9/23/2010 10:51:21 AM

John

My question is this [...] where did gravity come from? Explain that!

The Flying Spaghetti Monster holds everything down with His invisible Noodly Appendage. That's as good an answer as "God did it by magic".

9/23/2010 11:08:16 AM

BrightStars

Fucking Gravity... how does it work?

9/23/2010 11:12:33 AM



PRETTY SOON IT WILL, DUMBASS!
HARAHAHARAEGHAAAAAAAAAAAAA.

9/23/2010 11:25:13 AM

Pule Thamex

But science can enable people to fly. I don't think God will ever manage to make people fly. That's one up for science. Don't know what the heck you lot are going to do ...er, soon. Science = success. God = Fail.

God can't heal people with the condition that Hawking has got. God can't even heal the common cold. He can't even get out of the inside of your head. That's how weak God is, stuck inside a dullard's head. I mean to say, if I was a God and was going to be stuck in someone's head, I'd make pretty damn sure it wasn't inside a numbskull's skull. The only thing He can do is make limbs grow longer, apparently. Hallelujah!

9/23/2010 11:29:25 AM

Angua

Yeah, science hasn't been able to cure ALS . . . but scientific discoveries are the reason Stephen Hawking is still alive at all.

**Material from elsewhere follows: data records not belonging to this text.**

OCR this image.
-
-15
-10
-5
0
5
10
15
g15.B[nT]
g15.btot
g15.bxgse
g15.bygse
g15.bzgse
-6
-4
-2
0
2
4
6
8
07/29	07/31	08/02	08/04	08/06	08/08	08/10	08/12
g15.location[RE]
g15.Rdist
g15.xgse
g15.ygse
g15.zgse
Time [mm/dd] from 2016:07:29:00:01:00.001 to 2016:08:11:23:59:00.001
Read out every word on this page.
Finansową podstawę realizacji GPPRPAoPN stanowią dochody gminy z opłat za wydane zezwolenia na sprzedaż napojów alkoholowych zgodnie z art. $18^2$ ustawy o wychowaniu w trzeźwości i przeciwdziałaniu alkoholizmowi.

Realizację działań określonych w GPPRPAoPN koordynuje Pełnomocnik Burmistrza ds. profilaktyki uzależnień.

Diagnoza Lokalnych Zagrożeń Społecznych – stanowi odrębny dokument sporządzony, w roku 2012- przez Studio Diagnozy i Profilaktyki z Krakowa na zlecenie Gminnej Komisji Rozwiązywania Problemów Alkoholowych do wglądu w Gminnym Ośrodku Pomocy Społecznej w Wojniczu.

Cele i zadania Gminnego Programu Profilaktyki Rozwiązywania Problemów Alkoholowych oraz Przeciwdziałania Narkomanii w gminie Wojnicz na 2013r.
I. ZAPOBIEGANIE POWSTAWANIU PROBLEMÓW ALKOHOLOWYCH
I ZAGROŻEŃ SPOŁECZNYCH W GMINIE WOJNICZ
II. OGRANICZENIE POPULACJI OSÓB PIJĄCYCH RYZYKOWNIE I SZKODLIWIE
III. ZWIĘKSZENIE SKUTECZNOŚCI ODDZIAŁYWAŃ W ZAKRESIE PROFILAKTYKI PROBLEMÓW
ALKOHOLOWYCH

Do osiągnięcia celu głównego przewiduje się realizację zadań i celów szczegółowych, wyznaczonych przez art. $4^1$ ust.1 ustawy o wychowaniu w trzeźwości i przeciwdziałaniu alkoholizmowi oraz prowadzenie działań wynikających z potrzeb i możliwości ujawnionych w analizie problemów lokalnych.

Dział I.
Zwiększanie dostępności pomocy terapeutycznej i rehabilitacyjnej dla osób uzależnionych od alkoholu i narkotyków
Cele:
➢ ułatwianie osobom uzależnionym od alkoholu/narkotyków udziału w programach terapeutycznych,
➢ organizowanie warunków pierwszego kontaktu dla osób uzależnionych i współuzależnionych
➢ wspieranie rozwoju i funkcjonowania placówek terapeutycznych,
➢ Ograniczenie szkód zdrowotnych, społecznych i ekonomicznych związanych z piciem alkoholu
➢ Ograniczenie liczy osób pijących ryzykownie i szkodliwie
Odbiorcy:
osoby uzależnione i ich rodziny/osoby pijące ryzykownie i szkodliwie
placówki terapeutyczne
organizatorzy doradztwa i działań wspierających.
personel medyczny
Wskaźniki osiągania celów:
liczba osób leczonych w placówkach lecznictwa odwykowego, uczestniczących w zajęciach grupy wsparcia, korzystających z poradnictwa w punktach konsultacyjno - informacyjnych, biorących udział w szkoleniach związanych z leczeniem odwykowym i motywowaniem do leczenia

If your God has the power to cure Hawking, then why doesn't he? If your God is fair, righteous, and all-powerful, I'd argue that Hawking shouldn't have ALS in the first place.

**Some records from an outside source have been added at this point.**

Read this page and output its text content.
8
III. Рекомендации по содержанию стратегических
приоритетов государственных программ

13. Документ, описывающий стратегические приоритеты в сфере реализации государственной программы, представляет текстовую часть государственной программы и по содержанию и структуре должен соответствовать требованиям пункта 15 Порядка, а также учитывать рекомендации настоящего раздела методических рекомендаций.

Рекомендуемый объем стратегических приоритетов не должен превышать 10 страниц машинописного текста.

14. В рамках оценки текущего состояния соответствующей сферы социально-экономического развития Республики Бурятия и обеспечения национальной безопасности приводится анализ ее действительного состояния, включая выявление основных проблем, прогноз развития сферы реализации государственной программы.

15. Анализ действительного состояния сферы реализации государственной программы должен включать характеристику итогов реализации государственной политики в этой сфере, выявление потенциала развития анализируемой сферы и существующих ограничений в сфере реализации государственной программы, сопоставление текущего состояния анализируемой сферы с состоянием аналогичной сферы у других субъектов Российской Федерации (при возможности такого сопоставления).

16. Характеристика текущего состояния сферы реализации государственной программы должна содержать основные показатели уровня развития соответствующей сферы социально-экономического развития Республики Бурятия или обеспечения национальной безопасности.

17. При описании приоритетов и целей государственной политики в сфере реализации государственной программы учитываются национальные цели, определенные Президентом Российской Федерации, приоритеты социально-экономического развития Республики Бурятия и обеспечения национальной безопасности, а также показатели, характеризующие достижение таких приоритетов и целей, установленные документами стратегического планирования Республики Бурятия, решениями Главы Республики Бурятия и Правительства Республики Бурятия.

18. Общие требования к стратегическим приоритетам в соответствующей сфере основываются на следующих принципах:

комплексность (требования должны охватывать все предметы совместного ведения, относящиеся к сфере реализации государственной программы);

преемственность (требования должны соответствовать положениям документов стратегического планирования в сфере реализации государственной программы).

But if your God miraculously cured Hawking, given that Hawking is a rather well-known scientist, wouldn't your God be providing evidence for his existance that would make people more likely to believe in him. Wouldn't Stephen Hawking in particular be more likely to believe in him? If God miraculously cured Stephen Hawking, he might just convince some people of his existance an save them from eternal damnation.

So why doesn't God do this?

Either God doesn't exist or God exists, but your concept of God in not an accurate reflection of God.


Although, I will give you one thing: you did manage to spell Hawking's name correctly. I've seen "Hawkings", "Hawkin", "Hawkins," and an innumerable other variations. So, well, at least you got that right. That's rare enough that I feel I have to commend you for it . . . which is quite depressing really.

9/23/2010 11:32:33 AM

anevilmeme

How sick do you have to be to take glee in Hawkings condition?


9/23/2010 11:41:26 AM

Gordon Godsboy

Where did gravity come from? Gosh, princesstiki, that's elementary theology. The answer, of course, is God did it, or Goddunit is an acceptable alternative spelling. And why did God go to all the bother of creating gravity? He did it to help reinforce and stabilize Earth's position as the centre of the universe. The one drawback as far as the rapture goes is that now, with gravity pulling us down, it is impossible to fly without a power source. So that I imagine when the great day comes, soon, aircraft owners are going to have a profitable time of it chartering out their aircraft. Whether they'll be able to get as far as heaven is doubtful. God may have to remove gravity for a short while. Then, once you are safely ensconced in your mansion, He can turn it back on.

9/23/2010 11:43:44 AM

louislois

It's medical science, not your imaginary sky daddy that helped Stephen Hawking stay alive.

And, "where did gravity come from"? Seriously?


Congratulations. You've taken stupidity to a whole new level. You're really helping to reinforce to stereotype of stupid, ignorant Christians.

9/23/2010 12:13:42 PM

EMT420

Fundies are so cute when they throw tantrums like that.

9/23/2010 12:15:35 PM

aaa

I should point out that Mr. Hawking already knows how gravity works. It's just that he doesn't have time for your bullshit.

9/23/2010 12:15:59 PM

Alleyprowler

Hawking's science cannot heal his paralyzed body because his field is physics, not medicine. Also, the fact that he's been the longest survivor of ALS ever is a pretty good indicator that Ol' Smitey isn't particularly upset with him.

You worship a pretty icky god, princess.

9/23/2010 12:34:45 PM

Old Viking

Gravity was invented by an Englishwoman named Harriet Monroe in the mid-19th Century. She got tired of sticking to the ceiling when she was inside, and floating off into space when outside.